Brot "Illustration Landschaft"

Brot(lose) Kunst – Was kommt wo auf‘s Butterbrot?

„Das ist eine brotlose Kunst“, sagen wir wenn etwas keine Aussicht auf Erfolg hat. „Sein täglich Brot verdienen“, steht symbolisch für den Lebensunterhalt. Im Märchen werden Hänsel und Gretel vom Vater und der Stiefmutter in den Wald geschickt, weil sie so arm sind, dass sie nicht einmal mehr Brot zu essen haben. Brot – die Existenzgrundlage, nicht nur in Märchen und Sagen. Symbol für das Leben.

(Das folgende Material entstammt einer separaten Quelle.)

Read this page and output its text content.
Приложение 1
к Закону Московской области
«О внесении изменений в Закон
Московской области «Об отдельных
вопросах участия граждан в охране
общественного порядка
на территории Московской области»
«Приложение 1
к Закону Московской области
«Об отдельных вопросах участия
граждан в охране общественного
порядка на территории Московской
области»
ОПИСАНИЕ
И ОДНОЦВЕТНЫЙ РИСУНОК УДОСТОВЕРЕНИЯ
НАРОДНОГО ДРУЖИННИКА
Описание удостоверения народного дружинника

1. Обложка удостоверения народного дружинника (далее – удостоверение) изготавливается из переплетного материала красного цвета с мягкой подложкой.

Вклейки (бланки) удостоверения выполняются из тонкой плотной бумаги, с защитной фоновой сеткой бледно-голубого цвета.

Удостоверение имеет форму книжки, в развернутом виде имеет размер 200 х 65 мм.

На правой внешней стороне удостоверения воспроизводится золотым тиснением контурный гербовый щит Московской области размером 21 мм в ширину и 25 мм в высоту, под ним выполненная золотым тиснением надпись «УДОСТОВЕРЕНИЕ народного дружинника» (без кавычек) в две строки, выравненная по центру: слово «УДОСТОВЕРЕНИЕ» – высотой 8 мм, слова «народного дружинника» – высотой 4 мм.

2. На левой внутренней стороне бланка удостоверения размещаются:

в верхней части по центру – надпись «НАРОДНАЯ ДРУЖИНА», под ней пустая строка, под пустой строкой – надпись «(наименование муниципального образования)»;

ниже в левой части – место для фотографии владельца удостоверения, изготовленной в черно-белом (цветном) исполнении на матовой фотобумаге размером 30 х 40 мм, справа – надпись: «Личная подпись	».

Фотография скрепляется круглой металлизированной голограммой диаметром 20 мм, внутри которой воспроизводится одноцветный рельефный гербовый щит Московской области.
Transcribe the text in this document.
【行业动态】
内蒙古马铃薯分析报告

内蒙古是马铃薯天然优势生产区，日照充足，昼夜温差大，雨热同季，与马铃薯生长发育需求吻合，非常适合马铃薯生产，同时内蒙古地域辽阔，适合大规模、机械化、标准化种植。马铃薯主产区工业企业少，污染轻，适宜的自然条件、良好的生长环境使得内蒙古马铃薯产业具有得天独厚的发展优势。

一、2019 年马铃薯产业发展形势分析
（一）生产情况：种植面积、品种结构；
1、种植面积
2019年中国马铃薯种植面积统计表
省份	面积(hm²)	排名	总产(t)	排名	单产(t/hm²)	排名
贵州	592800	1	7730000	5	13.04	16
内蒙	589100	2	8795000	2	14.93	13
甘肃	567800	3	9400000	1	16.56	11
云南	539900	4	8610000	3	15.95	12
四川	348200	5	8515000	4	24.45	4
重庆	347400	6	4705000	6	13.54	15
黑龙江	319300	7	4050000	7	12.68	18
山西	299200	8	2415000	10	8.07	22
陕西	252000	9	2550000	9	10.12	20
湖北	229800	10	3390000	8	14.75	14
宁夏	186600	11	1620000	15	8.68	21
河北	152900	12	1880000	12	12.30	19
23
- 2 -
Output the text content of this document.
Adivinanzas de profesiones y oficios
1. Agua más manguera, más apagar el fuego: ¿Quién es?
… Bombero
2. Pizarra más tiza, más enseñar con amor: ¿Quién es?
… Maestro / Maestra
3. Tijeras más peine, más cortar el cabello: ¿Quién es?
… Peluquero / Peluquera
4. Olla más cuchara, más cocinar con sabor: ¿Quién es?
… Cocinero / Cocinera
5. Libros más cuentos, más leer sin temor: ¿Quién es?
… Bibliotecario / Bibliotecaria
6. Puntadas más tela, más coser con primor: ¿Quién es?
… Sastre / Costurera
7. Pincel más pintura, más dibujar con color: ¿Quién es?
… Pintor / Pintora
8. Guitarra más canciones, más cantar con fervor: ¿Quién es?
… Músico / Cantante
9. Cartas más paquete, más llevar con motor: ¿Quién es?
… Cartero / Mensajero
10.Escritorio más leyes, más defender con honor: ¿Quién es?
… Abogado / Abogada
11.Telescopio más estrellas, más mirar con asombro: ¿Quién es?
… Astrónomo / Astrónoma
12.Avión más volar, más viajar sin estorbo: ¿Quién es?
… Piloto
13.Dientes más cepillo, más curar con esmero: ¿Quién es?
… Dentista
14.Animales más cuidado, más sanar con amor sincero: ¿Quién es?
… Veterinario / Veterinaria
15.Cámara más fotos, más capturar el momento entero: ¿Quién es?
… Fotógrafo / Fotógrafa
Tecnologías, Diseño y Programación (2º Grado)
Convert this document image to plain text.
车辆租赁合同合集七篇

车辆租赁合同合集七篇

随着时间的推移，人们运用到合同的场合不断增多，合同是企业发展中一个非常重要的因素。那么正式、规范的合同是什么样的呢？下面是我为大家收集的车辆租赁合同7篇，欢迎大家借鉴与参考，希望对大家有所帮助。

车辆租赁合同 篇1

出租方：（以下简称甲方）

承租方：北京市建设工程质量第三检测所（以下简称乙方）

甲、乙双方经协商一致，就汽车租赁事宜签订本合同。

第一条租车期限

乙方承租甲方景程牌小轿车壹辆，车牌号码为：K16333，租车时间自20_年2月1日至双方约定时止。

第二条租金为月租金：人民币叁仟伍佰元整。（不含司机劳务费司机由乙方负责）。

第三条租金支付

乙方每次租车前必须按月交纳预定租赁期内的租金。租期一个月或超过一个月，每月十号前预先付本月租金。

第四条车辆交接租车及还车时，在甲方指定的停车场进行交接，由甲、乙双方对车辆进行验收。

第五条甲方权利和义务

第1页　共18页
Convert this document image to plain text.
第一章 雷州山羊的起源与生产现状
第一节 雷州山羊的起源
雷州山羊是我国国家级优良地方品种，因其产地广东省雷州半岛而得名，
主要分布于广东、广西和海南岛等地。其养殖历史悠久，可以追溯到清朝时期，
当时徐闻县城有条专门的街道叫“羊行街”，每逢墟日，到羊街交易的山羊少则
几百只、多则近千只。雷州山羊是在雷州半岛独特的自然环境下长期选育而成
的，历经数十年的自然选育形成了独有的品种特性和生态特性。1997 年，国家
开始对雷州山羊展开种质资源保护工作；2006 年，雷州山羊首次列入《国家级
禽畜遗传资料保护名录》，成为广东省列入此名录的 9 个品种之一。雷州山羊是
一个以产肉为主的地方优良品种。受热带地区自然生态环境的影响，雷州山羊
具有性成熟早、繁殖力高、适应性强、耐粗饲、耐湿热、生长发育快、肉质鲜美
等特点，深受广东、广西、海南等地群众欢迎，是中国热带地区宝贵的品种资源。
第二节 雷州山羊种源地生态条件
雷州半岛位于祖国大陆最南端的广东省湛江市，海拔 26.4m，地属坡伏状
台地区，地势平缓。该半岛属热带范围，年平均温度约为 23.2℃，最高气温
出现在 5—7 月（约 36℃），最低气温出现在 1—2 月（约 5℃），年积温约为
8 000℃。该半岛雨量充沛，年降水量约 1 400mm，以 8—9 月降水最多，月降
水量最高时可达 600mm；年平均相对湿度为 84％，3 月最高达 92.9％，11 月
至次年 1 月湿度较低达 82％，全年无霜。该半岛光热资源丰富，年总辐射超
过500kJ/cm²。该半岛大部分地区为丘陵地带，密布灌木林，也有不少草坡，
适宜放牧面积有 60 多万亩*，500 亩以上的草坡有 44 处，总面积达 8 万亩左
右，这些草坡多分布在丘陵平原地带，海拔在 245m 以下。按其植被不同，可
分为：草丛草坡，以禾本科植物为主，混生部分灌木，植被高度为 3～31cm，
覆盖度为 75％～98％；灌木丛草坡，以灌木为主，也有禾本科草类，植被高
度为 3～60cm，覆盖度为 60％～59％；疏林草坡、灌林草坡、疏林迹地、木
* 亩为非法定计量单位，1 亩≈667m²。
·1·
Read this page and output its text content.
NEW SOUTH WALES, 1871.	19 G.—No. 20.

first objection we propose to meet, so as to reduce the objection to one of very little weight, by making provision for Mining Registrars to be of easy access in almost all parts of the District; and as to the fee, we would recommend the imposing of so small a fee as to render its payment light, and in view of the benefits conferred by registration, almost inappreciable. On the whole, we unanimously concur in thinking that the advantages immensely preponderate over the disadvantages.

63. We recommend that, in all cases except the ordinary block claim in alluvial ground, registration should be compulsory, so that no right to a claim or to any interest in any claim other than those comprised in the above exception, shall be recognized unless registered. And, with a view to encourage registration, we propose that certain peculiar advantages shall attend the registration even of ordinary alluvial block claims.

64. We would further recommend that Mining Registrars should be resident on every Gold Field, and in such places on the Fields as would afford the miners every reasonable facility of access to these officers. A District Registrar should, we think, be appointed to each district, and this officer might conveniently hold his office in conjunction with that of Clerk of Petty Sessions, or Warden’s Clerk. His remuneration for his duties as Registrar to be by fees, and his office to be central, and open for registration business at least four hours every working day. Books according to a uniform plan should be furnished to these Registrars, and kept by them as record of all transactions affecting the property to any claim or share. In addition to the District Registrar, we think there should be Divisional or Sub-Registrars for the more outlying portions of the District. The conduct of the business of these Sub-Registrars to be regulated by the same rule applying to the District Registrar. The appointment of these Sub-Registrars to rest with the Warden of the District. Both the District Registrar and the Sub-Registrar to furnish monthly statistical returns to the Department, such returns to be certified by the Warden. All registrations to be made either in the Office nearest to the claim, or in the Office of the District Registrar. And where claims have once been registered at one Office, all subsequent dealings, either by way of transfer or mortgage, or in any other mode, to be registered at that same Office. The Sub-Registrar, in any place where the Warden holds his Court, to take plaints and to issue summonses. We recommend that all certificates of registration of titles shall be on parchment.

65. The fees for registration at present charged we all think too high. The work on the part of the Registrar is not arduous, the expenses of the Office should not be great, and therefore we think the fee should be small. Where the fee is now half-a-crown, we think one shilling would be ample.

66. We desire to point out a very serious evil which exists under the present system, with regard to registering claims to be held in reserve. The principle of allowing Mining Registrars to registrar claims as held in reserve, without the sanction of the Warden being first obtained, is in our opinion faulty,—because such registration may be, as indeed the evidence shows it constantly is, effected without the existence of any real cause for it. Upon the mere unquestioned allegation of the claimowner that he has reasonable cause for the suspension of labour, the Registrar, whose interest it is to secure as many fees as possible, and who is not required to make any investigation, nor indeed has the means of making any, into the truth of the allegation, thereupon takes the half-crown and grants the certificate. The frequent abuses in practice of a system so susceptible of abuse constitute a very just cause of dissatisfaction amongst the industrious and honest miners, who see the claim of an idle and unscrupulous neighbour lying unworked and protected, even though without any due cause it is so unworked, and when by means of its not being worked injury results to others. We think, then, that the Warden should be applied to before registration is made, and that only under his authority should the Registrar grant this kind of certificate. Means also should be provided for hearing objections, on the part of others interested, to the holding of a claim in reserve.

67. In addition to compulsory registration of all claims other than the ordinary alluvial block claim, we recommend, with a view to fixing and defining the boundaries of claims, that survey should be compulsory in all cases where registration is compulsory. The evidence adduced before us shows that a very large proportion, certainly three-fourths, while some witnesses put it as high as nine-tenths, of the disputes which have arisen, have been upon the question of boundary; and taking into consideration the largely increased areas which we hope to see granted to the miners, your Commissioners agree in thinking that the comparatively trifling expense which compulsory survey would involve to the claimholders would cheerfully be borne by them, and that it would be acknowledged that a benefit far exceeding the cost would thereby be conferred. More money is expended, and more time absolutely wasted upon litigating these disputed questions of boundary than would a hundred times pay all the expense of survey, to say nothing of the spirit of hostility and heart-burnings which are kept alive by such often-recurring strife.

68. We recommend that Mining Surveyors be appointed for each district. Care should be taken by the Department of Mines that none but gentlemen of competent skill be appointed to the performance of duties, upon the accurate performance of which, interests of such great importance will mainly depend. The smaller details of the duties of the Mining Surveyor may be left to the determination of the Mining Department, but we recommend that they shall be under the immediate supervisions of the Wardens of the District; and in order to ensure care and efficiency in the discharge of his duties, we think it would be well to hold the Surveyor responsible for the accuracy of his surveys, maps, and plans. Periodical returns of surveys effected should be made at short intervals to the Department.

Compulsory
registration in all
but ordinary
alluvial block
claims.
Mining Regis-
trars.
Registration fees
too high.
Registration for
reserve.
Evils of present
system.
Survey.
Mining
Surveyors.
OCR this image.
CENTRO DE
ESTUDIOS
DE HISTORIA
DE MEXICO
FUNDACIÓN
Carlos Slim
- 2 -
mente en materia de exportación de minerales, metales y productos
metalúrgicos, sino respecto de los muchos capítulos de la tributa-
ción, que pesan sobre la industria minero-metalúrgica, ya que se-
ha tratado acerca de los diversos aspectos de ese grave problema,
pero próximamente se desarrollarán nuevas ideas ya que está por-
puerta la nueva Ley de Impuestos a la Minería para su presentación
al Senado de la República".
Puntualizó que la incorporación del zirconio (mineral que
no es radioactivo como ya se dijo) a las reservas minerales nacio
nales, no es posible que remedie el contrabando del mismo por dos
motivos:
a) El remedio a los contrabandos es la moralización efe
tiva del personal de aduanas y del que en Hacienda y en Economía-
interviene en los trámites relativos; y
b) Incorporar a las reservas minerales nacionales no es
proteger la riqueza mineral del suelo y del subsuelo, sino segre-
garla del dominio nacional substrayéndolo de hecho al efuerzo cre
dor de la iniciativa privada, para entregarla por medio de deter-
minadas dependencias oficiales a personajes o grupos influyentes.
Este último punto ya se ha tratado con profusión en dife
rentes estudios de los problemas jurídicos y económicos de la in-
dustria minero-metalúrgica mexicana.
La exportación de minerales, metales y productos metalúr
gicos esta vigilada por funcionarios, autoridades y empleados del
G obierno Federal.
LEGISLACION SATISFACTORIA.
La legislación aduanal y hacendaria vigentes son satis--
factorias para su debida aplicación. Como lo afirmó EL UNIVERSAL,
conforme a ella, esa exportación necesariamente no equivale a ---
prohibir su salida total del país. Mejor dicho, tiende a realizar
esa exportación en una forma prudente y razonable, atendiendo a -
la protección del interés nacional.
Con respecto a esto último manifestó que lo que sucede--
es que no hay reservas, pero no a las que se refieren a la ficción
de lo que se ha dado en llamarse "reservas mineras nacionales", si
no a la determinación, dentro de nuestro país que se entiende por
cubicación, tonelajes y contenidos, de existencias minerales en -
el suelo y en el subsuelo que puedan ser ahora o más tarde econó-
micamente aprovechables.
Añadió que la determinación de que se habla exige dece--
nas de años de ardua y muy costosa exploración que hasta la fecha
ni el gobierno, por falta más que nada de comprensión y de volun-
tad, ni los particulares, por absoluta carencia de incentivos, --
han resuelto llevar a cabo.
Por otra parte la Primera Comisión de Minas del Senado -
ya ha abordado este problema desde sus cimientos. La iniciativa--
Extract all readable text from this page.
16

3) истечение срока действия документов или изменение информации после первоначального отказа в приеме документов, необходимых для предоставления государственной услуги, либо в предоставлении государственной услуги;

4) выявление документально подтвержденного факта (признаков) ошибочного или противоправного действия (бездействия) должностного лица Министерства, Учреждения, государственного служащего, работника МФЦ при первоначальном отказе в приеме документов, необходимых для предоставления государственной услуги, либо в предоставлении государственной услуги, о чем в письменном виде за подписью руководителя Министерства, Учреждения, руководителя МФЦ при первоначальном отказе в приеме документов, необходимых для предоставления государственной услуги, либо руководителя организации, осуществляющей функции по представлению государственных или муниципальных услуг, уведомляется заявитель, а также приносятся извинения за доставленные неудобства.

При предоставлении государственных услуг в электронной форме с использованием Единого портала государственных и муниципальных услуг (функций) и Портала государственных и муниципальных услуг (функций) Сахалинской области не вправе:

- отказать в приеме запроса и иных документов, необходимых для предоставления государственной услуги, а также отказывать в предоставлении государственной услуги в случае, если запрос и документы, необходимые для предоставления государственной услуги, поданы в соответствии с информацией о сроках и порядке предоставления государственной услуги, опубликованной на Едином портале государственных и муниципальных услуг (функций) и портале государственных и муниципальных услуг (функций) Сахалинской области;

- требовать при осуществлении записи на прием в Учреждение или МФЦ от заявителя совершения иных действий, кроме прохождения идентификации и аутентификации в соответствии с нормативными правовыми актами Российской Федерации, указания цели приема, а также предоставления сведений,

In der Bibel sogar wortwörtlich, wenn das Brot zum Laib Christi wird.

Brotbacken im Wandel

Heutzutage geht es in der westlichen Welt längst nicht mehr darum Brot zum Überleben zu haben. Vielmehr soll es schmecken. Brot ist mehr als ein Grundnahrungsmittel für die Armen – es ist zur Kunst avanciert. Überall bieten sogenannte „Artisan Bakeries“ handgemachte Brote mit erlesenen Zutaten an. Was wie ein neuer Trend erscheint ist gleichzeitig die Rückbesinnung auf das Ursprüngliche. Je natürlicher, desto besser. Handgebacken und unter der Verwendung alter Getreidesorten gehen täglich mehr und mehr frische Brote über die Ladentheke.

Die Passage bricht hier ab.